Na região, a cidade de Jeriquara é a que tem o maior número de negros. Dos 3275 moradores, 1493 são da cor negra, o que equivale a 45,3%. O índice é superior ao do Estado de São Paulo, de 27%, e onde se concentra o maior número de negros do País.
Na outra ponta está a cidade de Buritizal. No município residem 3668 pessoas, das quais 209 são negras ou pardas. O que representa 5,7%. Entre as cidades com maior número de brancos na região também se destaca Santo Antônio da Alegria, com 91,4% de pessoas que se declaram brancas.
Em Aramina, a população de negros e brancos é equilibrada. Dos 4759 moradores, 58% são brancos e 41,6% são negros. Em Sales Oliveira, com 9322 habitantes, a diferença é sensível, sendo 85% de brancos.
O levantamento da Fundação Seade foi divulgado às vésperas do Dia Nacional da Consciência Negra, comemorado na segunda-feira, 20.

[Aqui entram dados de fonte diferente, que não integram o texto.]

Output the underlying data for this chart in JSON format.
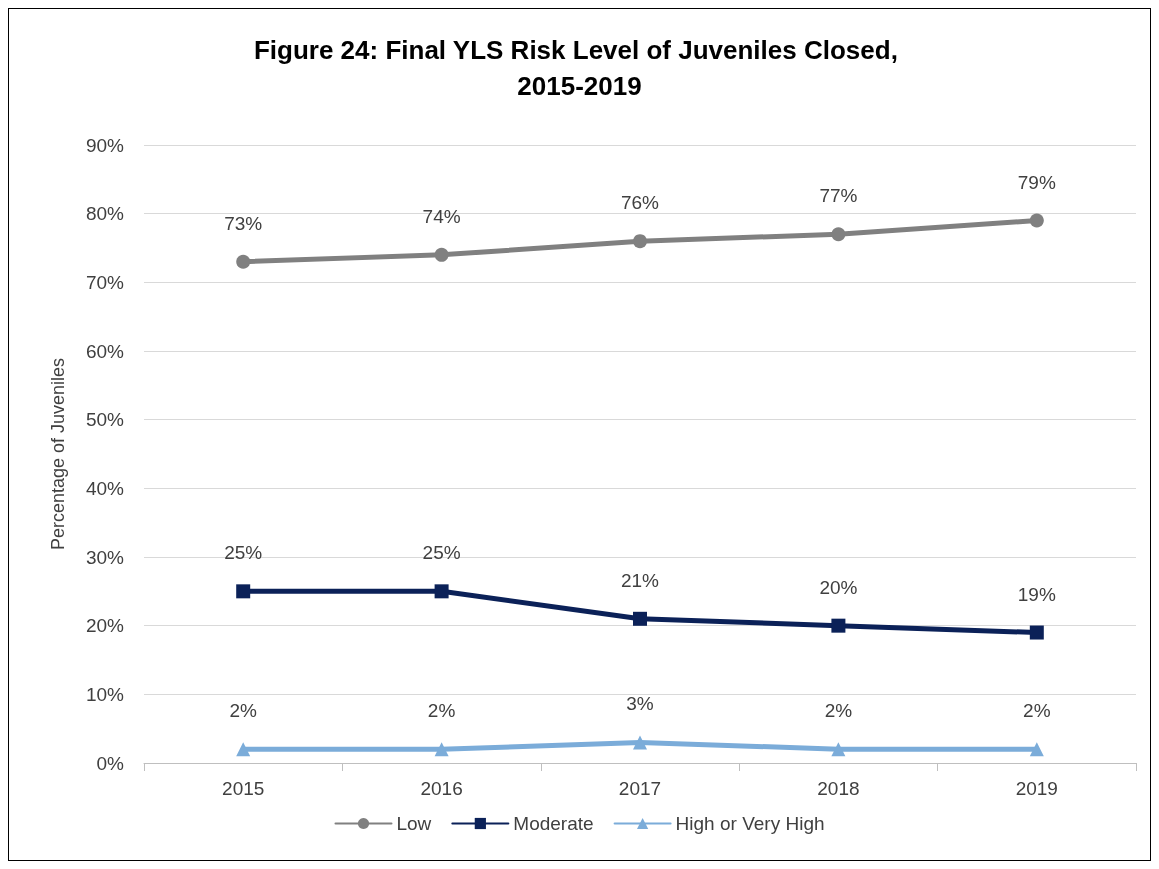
{
  "chart_data": {
    "type": "line",
    "title": "Figure 24: Final YLS Risk Level of Juveniles Closed, 2015-2019",
    "ylabel": "Percentage of Juveniles",
    "categories": [
      "2015",
      "2016",
      "2017",
      "2018",
      "2019"
    ],
    "series": [
      {
        "name": "Low",
        "color": "#808080",
        "marker": "circle",
        "values": [
          73,
          74,
          76,
          77,
          79
        ],
        "value_labels": [
          "73%",
          "74%",
          "76%",
          "77%",
          "79%"
        ]
      },
      {
        "name": "Moderate",
        "color": "#0b2158",
        "marker": "square",
        "values": [
          25,
          25,
          21,
          20,
          19
        ],
        "value_labels": [
          "25%",
          "25%",
          "21%",
          "20%",
          "19%"
        ]
      },
      {
        "name": "High or Very High",
        "color": "#7bacd9",
        "marker": "triangle",
        "values": [
          2,
          2,
          3,
          2,
          2
        ],
        "value_labels": [
          "2%",
          "2%",
          "3%",
          "2%",
          "2%"
        ]
      }
    ],
    "ylim": [
      0,
      90
    ],
    "yticks": [
      {
        "value": 0,
        "label": "0%"
      },
      {
        "value": 10,
        "label": "10%"
      },
      {
        "value": 20,
        "label": "20%"
      },
      {
        "value": 30,
        "label": "30%"
      },
      {
        "value": 40,
        "label": "40%"
      },
      {
        "value": 50,
        "label": "50%"
      },
      {
        "value": 60,
        "label": "60%"
      },
      {
        "value": 70,
        "label": "70%"
      },
      {
        "value": 80,
        "label": "80%"
      },
      {
        "value": 90,
        "label": "90%"
      }
    ],
    "grid": "y",
    "legend": "bottom",
    "line_style": "solid"
  }
}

A pesquisa também mostra estatísticas não muito animadoras. Em relação aos indicadores de mortalidade (óbitos por cem mil habitantes), na faixa etária de 10 a 24 anos, o destaque fica com os homicídios. Morrem 60,5 brancos contra 120 negros.
DESEMPREGO
Quando se fala em desemprego, os negros também ficam para trás. Dados do IBGE revelam que, no mês de setembro deste ano, 58,8% estavam fora do mercado de trabalho no Estado de São Paulo. No mesmo mês, o mercado de trabalho empregou 11,8% de brancos contra 8,6% de negros e a renda mensal gira em torno de R$ 950,46 e R$ 417,23, respectivamente.